Rodolfo não continuou a discussão.

–A senhora é que sabe.

Uma grande sacola ecológica foi entregue ao primeiro morador da rua da região.

Dois dias depois, instaurou-se a crise no apartamento duplex.

–Rosalva. Cadê o tênis que eu pus para você lavar?

–Qual, dona Bibi?

–Aquele amarelinho… tipo masculino.

–Wák, wák… grrrr…

Rosalva não tinha explicações a dar.

Foi quando chamaram da portaria.

–Tem um mendigo querendo falar com a senhora.

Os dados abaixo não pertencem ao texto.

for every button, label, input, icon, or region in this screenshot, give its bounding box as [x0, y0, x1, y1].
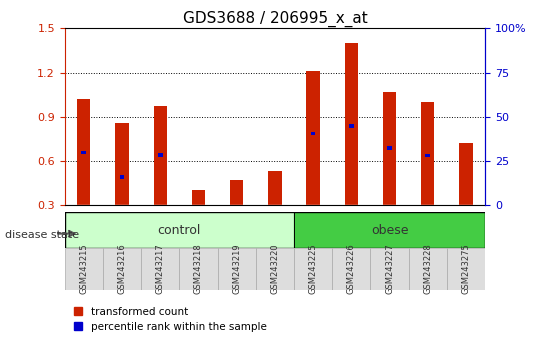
Text: GSM243220: GSM243220: [271, 244, 279, 295]
Bar: [192, 190, 205, 205]
Bar: [81, 151, 86, 154]
Text: GSM243225: GSM243225: [309, 244, 317, 295]
Bar: [273, 213, 277, 217]
Title: GDS3688 / 206995_x_at: GDS3688 / 206995_x_at: [183, 11, 367, 27]
Bar: [65, 248, 103, 290]
Bar: [196, 224, 201, 227]
Text: GSM243227: GSM243227: [385, 244, 394, 295]
Bar: [294, 212, 485, 248]
Bar: [154, 107, 167, 205]
Bar: [344, 43, 358, 205]
Bar: [387, 146, 392, 150]
Bar: [141, 248, 179, 290]
Bar: [307, 71, 320, 205]
Text: control: control: [157, 224, 201, 236]
Bar: [459, 143, 473, 205]
Text: GSM243218: GSM243218: [194, 244, 203, 295]
Bar: [120, 175, 125, 179]
Text: GSM243228: GSM243228: [423, 244, 432, 295]
Text: GSM243215: GSM243215: [79, 244, 88, 295]
Bar: [447, 248, 485, 290]
Text: GSM243219: GSM243219: [232, 244, 241, 295]
Bar: [425, 154, 430, 158]
Text: GSM243217: GSM243217: [156, 244, 165, 295]
Bar: [383, 92, 396, 205]
Bar: [311, 132, 315, 135]
Bar: [230, 179, 244, 205]
Bar: [332, 248, 370, 290]
Text: GSM243226: GSM243226: [347, 244, 356, 295]
Bar: [115, 124, 129, 205]
Bar: [464, 213, 468, 216]
Bar: [65, 212, 294, 248]
Bar: [179, 248, 218, 290]
Text: GSM243216: GSM243216: [118, 244, 127, 295]
Bar: [349, 124, 354, 128]
Bar: [370, 248, 409, 290]
Text: GSM243275: GSM243275: [461, 244, 471, 295]
Text: disease state: disease state: [5, 230, 80, 240]
Bar: [409, 248, 447, 290]
Bar: [268, 171, 281, 205]
Bar: [103, 248, 141, 290]
Text: obese: obese: [371, 224, 409, 236]
Bar: [294, 248, 332, 290]
Bar: [234, 219, 239, 223]
Bar: [77, 99, 91, 205]
Bar: [65, 212, 294, 248]
Bar: [218, 248, 256, 290]
Legend: transformed count, percentile rank within the sample: transformed count, percentile rank withi…: [70, 303, 271, 336]
Bar: [256, 248, 294, 290]
Bar: [158, 153, 163, 156]
Bar: [421, 102, 434, 205]
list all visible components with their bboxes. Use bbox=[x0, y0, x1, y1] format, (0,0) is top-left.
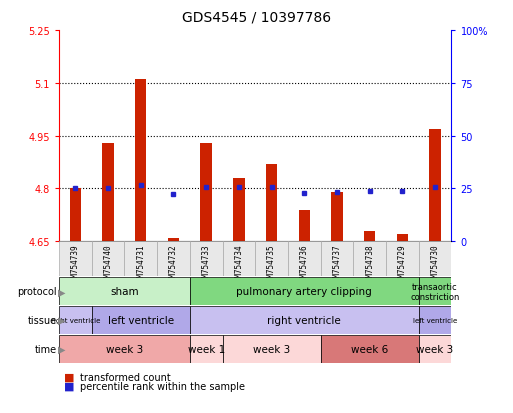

Tratava-se de Férgusson. Simpático sem-teto conhecido na região.

Pela câmera interna, Bibi viu que o assunto era importante.

–Esse tênis aqui, dona… todo sujo e estragado…

–Ai, meu querido… você achou?

–Vi que era o tal do Balenciaga.

A grife pede cerca de dez mil reais pelo xexelento item da moda.

–Não era coisa para o meu bico…

–Claro que não, meu amor.

–Então estou devolvendo para a senhora.

–Você é um anjo, querido.

Férgusson recebeu uma pequena gratificação.

A doméstica Rosalva foi despedida.

–Sabe menos que aquele mendigo. Não dá pé.

Manter-se informado é dever de todos.

Rodolfo teve o mesmo destino.

–Coitado. Muito sem noção.

Faltam príncipes neste país.

Mas há sempre Cinderelas perdendo o sapatinho.